Percussionist rather than drummer, Prévost played in two formations, most notably eschewing the standard kit for an enormous gong and ancillary cymbals in a set with baritone saxophonist David O’Connor, violinist Jennifer Allum and Grundik Kasyansky on electronics. With the saxman expelling high intensity, tongue slaps and fortissimo yelps; the fiddler striking her strings with the bow’s frog when not scrubbing them, and Kasyansky dislocating time with bursts of static, crackles and snatches of processed voices, Prévost maintained equilibrium, by sawing upon the gong or rubbing squeaking timbres from the tempered metal.

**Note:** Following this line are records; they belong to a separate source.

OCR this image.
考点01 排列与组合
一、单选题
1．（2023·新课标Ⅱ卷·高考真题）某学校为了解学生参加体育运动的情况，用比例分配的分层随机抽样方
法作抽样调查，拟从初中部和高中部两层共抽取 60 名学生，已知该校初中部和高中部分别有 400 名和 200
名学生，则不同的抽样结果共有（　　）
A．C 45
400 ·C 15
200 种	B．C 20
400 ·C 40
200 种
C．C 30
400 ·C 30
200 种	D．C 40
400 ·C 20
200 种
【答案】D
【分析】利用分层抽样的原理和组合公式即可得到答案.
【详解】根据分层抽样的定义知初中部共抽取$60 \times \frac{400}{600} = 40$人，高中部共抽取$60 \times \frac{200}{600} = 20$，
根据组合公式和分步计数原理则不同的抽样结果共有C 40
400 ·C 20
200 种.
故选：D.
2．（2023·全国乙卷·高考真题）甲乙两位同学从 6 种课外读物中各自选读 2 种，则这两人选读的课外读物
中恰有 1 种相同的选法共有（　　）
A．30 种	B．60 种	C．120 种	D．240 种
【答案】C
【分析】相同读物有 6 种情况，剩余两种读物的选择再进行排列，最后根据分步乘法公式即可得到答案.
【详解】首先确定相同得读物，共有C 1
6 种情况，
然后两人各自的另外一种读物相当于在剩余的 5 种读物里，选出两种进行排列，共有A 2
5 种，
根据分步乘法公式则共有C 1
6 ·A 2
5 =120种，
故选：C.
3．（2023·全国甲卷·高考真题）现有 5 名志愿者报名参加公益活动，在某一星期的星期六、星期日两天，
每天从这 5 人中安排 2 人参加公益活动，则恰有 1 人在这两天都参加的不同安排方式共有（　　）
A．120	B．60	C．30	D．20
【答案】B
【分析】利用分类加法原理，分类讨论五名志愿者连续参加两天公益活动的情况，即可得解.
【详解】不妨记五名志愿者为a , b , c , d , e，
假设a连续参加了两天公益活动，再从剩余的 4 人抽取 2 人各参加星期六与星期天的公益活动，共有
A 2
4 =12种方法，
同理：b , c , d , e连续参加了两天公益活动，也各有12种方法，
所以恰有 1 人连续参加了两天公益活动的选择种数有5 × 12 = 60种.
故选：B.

Parker played in a unique trio filled out by cellist Okkyung Lee and Evans – who used piccolo and regular trumpet in a solo set that opened FOTC; puffing, vocalizing, screaming and even melodiously sounding his horn(s) with effects and to spectacular effect. With Lee’s connective ostinato underneath, Evans’ phenomenal brass command was matched and reined in by Parker on tenor and soprano saxophone, demonstrating the ease in which tone splintering, circular breathing and flutter tonguing could be amplified with lyrical twitters and peeps. In double counterpoint the horn players both exercised super-fast tonguing or built gurgles, puffs and tongue clacks into a satisfying textural display.

Also satisfying was the concluding quintet set. Mixing metallic twang from Coxon’s guitar, a combination of breakneck piano runs plus jagged synthesizer pumps from Thomas and the steady clatter and cymbal scratches from Lytton, the developing stop-time improvisation finally reached a point of layered cacophony. But this wasn’t before Ward extended the sound palate from his purposely whiny lines and altissimo screams by blowing into his unattached mouthpiece. Meanwhile Smith used vibrato buzzes to propel soaring high-pitched triplets over the others’ sounds.

Told after the climatic finale that there was only time for a short tune, Smith theatrically unleashed a curt flourish of brassy insouciance and led the others off stage. Adding a particular brand of Yankee showmanship to the proceedings and confirming the slogan above the stage, the trumpeter summed up the proceedings and set the stage for future FOTCs.